Stets auf der Suche nach neuen Wegen

Artikel von Jörg Worat aus der Zeitschrift „Nobilis“, Ausgabe 03/2018

Horizont  •  2006 •  104 x 140 cm • Öl auf Leinwand
Horizont • 2006 • 104 x 140 cm • Öl auf Leinwand

Kennen Sie schon alles, was man mit Ölfarbe anstellen kann? Wer ein schnelles „Ja“ auf der Zunge hat, sollte lieber erst einmal den hannoverschen MALER BERNHARD KOCK besuchen.

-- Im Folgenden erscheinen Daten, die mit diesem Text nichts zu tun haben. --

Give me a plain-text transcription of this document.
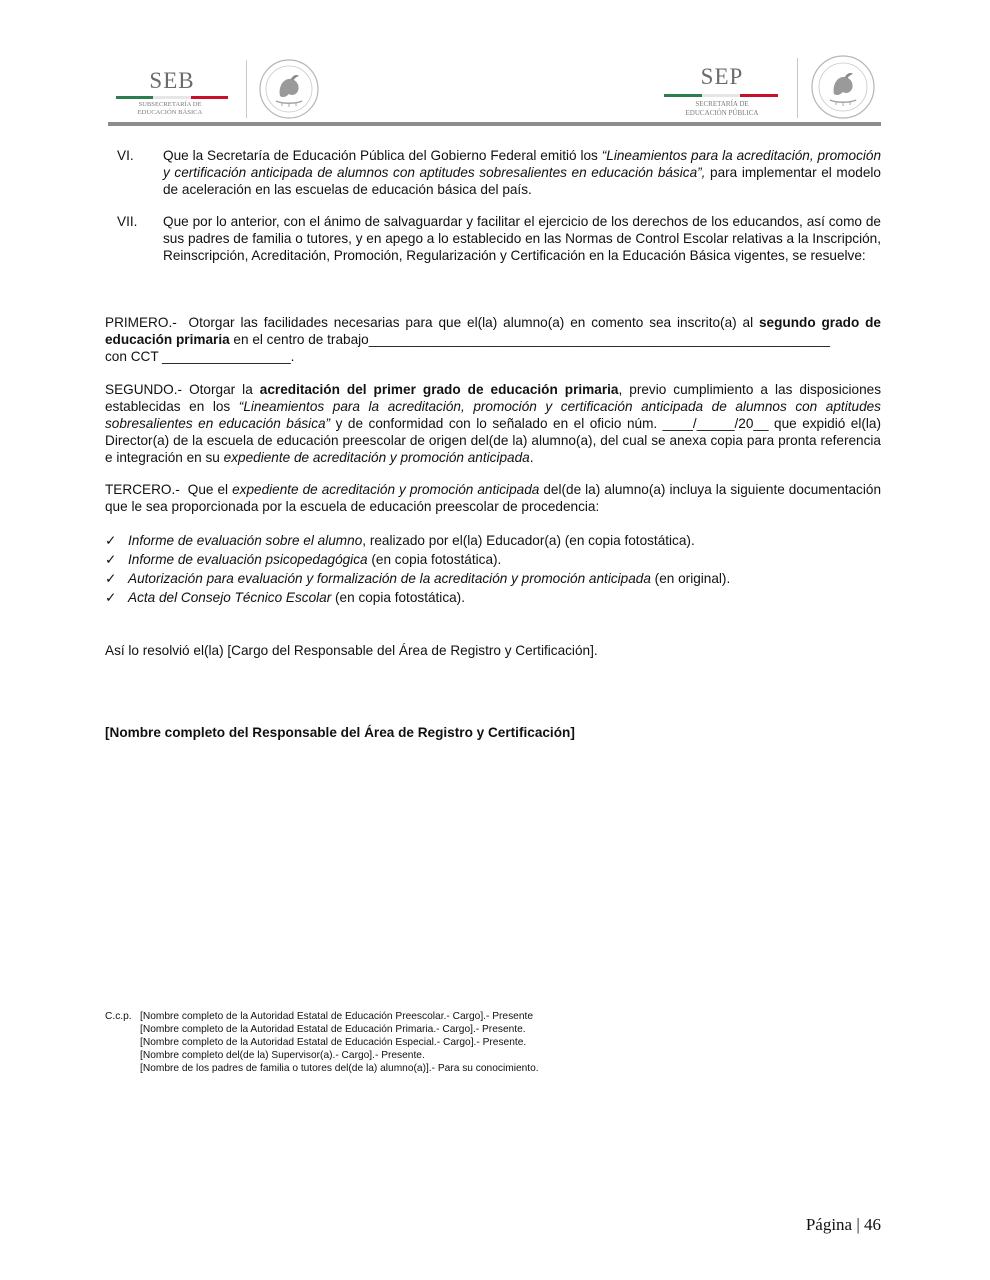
SEB
SUBSECRETARÍA DE
EDUCACIÓN BÁSICA
SEP
SECRETARÍA DE
EDUCACIÓN PÚBLICA
VI.	Que la Secretaría de Educación Pública del Gobierno Federal emitió los “Lineamientos para la acreditación, promoción y certificación anticipada de alumnos con aptitudes sobresalientes en educación básica”, para implementar el modelo de aceleración en las escuelas de educación básica del país.
VII.	Que por lo anterior, con el ánimo de salvaguardar y facilitar el ejercicio de los derechos de los educandos, así como de sus padres de familia o tutores, y en apego a lo establecido en las Normas de Control Escolar relativas a la Inscripción, Reinscripción, Acreditación, Promoción, Regularización y Certificación en la Educación Básica vigentes, se resuelve:
PRIMERO.- Otorgar las facilidades necesarias para que el(la) alumno(a) en comento sea inscrito(a) al segundo grado de educación primaria en el centro de trabajo_____________________________________________________________
con CCT _________________.
SEGUNDO.- Otorgar la acreditación del primer grado de educación primaria, previo cumplimiento a las disposiciones establecidas en los “Lineamientos para la acreditación, promoción y certificación anticipada de alumnos con aptitudes sobresalientes en educación básica” y de conformidad con lo señalado en el oficio núm. ____/_____/20__ que expidió el(la) Director(a) de la escuela de educación preescolar de origen del(de la) alumno(a), del cual se anexa copia para pronta referencia e integración en su expediente de acreditación y promoción anticipada.
TERCERO.- Que el expediente de acreditación y promoción anticipada del(de la) alumno(a) incluya la siguiente documentación que le sea proporcionada por la escuela de educación preescolar de procedencia:
✓ Informe de evaluación sobre el alumno, realizado por el(la) Educador(a) (en copia fotostática).
✓ Informe de evaluación psicopedagógica (en copia fotostática).
✓ Autorización para evaluación y formalización de la acreditación y promoción anticipada (en original).
✓ Acta del Consejo Técnico Escolar (en copia fotostática).
Así lo resolvió el(la) [Cargo del Responsable del Área de Registro y Certificación].
[Nombre completo del Responsable del Área de Registro y Certificación]
C.c.p. [Nombre completo de la Autoridad Estatal de Educación Preescolar.- Cargo].- Presente
[Nombre completo de la Autoridad Estatal de Educación Primaria.- Cargo].- Presente.
[Nombre completo de la Autoridad Estatal de Educación Especial.- Cargo].- Presente.
[Nombre completo del(de la) Supervisor(a).- Cargo].- Presente.
[Nombre de los padres de familia o tutores del(de la) alumno(a)].- Para su conocimiento.
Página | 46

„Dieses Bild verstehe ich nicht“, sagt Bernhard Kock. Angesichts der Tatsache, dass die Malerei, vor der wir gerade stehen, von ihm selbst stammt, mag die Aussage zunächst befremdlich erscheinen. Doch tatsächlich ist sie typisch: Kock entwickelt sich in seiner Kunst ständig weiter, ist stets auf der Suche nach neuen Wegen – und überrascht sich dabei eben auch schon mal selbst. Wir befinden uns in der Lindener Stärkestraße. Die Nummer 27 ist ein schmales Haus, in dem der 56-jähriger Maler auf zwei Etagen eine Art Bilderlager eingerichtet hat, aber auch seine beliebten „Offenen Ateliers“ veranstaltet. Jede Menge Arbeiten sind hier zu sehen und zwar unterschiedlichster Natur: Sie können figürlich sein oder landschaftlich, meist aber muten sie abstrakt an, wobei Kock aus gutem Grund den Begriff „konkrete Kunst“ bevorzugt. Denn die Darstellungen abstrahieren nicht im eigentlichen Sinne, sie beziehen sich nicht auf vorgegebene Motive, sondern stehen für sich selbst. Und das Thema ist das Material, die Farbe. So hat Kock, 1992 einer der allerersten Meisterschüler an der hannoverschen Kunst-Fachhochschule, auch begonnen. Für eine frühe Serie hat er beispielsweise mit flächigem Einsatz von Bleimennige gearbeitet, die gemeinhin in erster Linie als Rostschutzmittel verwendet wird – ihm gefiel die spezielle Rottönung. Wer übrigens glaubt, Künstler leben ungefährlich, kann sich in diesem Zusammenhang eines Besseren belehren lassen: Die Dämpfe der Mennige umnebelten den Künstler derart, dass er kurzfristig ins Krankenhaus eingeliefert wurde.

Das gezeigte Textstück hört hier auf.